Berthe Weill fu per Camoin il trampolino: era tra i suoi preferiti, lo espose undici volte dal 1904 al ’13, ma nell’08, impossibilitata a garantire i suoi artisti, se lo fece soffiare dall’uomo nuovo D.-H. Kahnweiler. Strano! è l’anno in cui questi, con la mostra di Braque, pone all’attenzione il cubismo, che diventerà la vera bestia nera di Camoin.

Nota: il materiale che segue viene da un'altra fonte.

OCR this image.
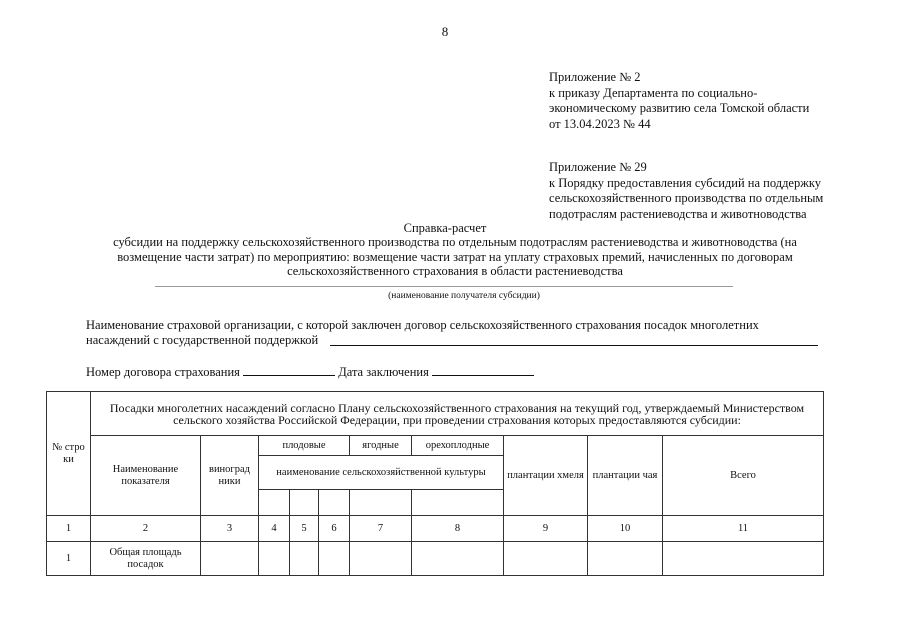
8
Приложение № 2
к приказу Департамента по социально-
экономическому развитию села Томской области
от 13.04.2023 № 44
Приложение № 29
к Порядку предоставления субсидий на поддержку
сельскохозяйственного производства по отдельным
подотраслям растениеводства и животноводства
Справка-расчет
субсидии на поддержку сельскохозяйственного производства по отдельным подотраслям растениеводства и животноводства (на
возмещение части затрат) по мероприятию: возмещение части затрат на уплату страховых премий, начисленных по договорам
сельскохозяйственного страхования в области растениеводства
(наименование получателя субсидии)
Наименование страховой организации, с которой заключен договор сельскохозяйственного страхования посадок многолетних
насаждений с государственной поддержкой
Номер договора страхования	Дата заключения
№ стро ки	Посадки многолетних насаждений согласно Плану сельскохозяйственного страхования на текущий год, утверждаемый Министерством сельского хозяйства Российской Федерации, при проведении страхования которых предоставляются субсидии:									
	Наименование показателя	виноград ники	плодовые			ягодные	орехоплодные	плантации хмеля	плантации чая	Всего
			наименование сельскохозяйственной культуры							

1	2	3	4	5	6	7	8	9	10	11
1	Общая площадь посадок									
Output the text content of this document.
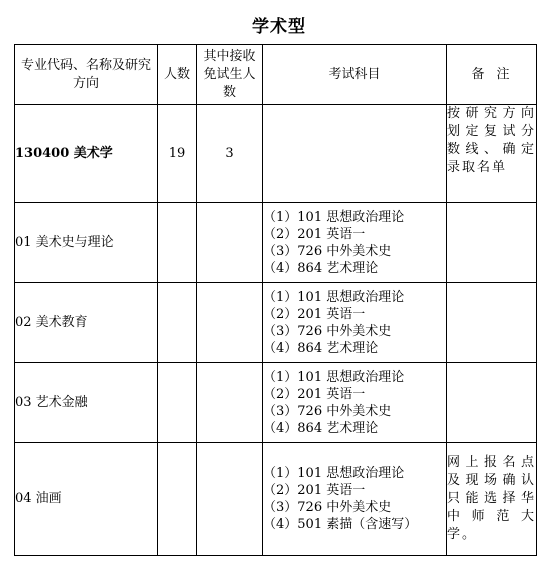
学术型
专业代码、名称及研究方向	人数	其中接收免试生人数	考试科目	备注
130400 美术学	19	3		按研究方向划定复试分数线、确定录取名单
01 美术史与理论			（1）101 思想政治理论
（2）201 英语一
（3）726 中外美术史
（4）864 艺术理论	

02 美术教育			（1）101 思想政治理论
（2）201 英语一
（3）726 中外美术史
（4）864 艺术理论	

03 艺术金融			（1）101 思想政治理论
（2）201 英语一
（3）726 中外美术史
（4）864 艺术理论	

04 油画			（1）101 思想政治理论
（2）201 英语一
（3）726 中外美术史
（4）501 素描（含速写）	网上报名点及现场确认只能选择华中师范大学。
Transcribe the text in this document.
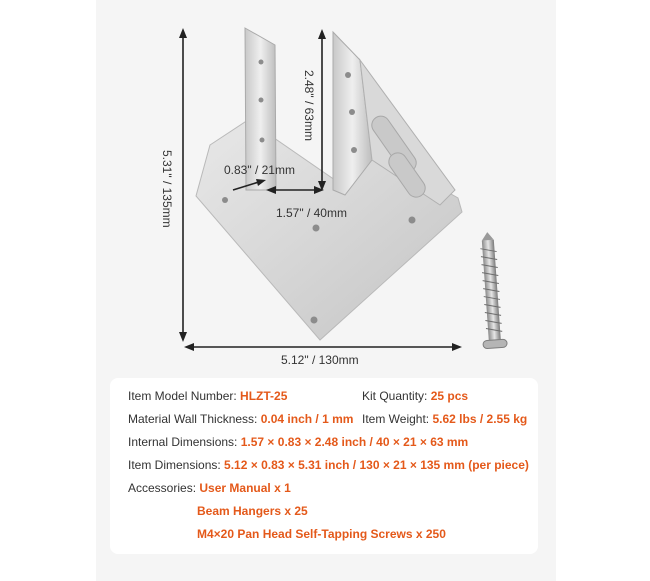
5.31" / 135mm
5.12" / 130mm
2.48" / 63mm
0.83" / 21mm
1.57" / 40mm
Item Model Number: HLZT-25	Kit Quantity: 25 pcs
Material Wall Thickness: 0.04 inch / 1 mm Item Weight: 5.62 lbs / 2.55 kg
Internal Dimensions: 1.57 × 0.83 × 2.48 inch / 40 × 21 × 63 mm
Item Dimensions: 5.12 × 0.83 × 5.31 inch / 130 × 21 × 135 mm (per piece)
Accessories: User Manual x 1
Beam Hangers x 25
M4×20 Pan Head Self-Tapping Screws x 250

Vedere la scena occupata da istanze speculative e cerebrali a cui non era in grado di corrispondere lo rese per un certo periodo, quando la giovinezza ancora morde e pretende la prima fila, sommamente insofferente. Nel giugno 1914, in vista di partire soldato, fece a pezzi ottanta tele del suo atelier. Cacciatele nella poubelle, non poteva immaginare che il netturbino le recuperasse per destinarle alle pulci. Di dove transitarono sul mercato maggiore, dotato di accorti restauratori. Nel marzo 1925 quattro di quelle tele rispuntarono da Drout, alla vendita Francis Carco. Camoin intenta un processo e lo vince: un processo clamoroso, che ancora ‘fa’ giurisprudenza nel campo della proprietà intellettuale. In mostra ne compaiono altri tre, di quei dipinti considerati da Apollinaire fra i più riusciti di Charles Camoin: il pittore che inseguiva, come scrisse di sé, «l’umile emozione… nel suo candore originario davanti ai misteri della vita e ai miracoli della natura».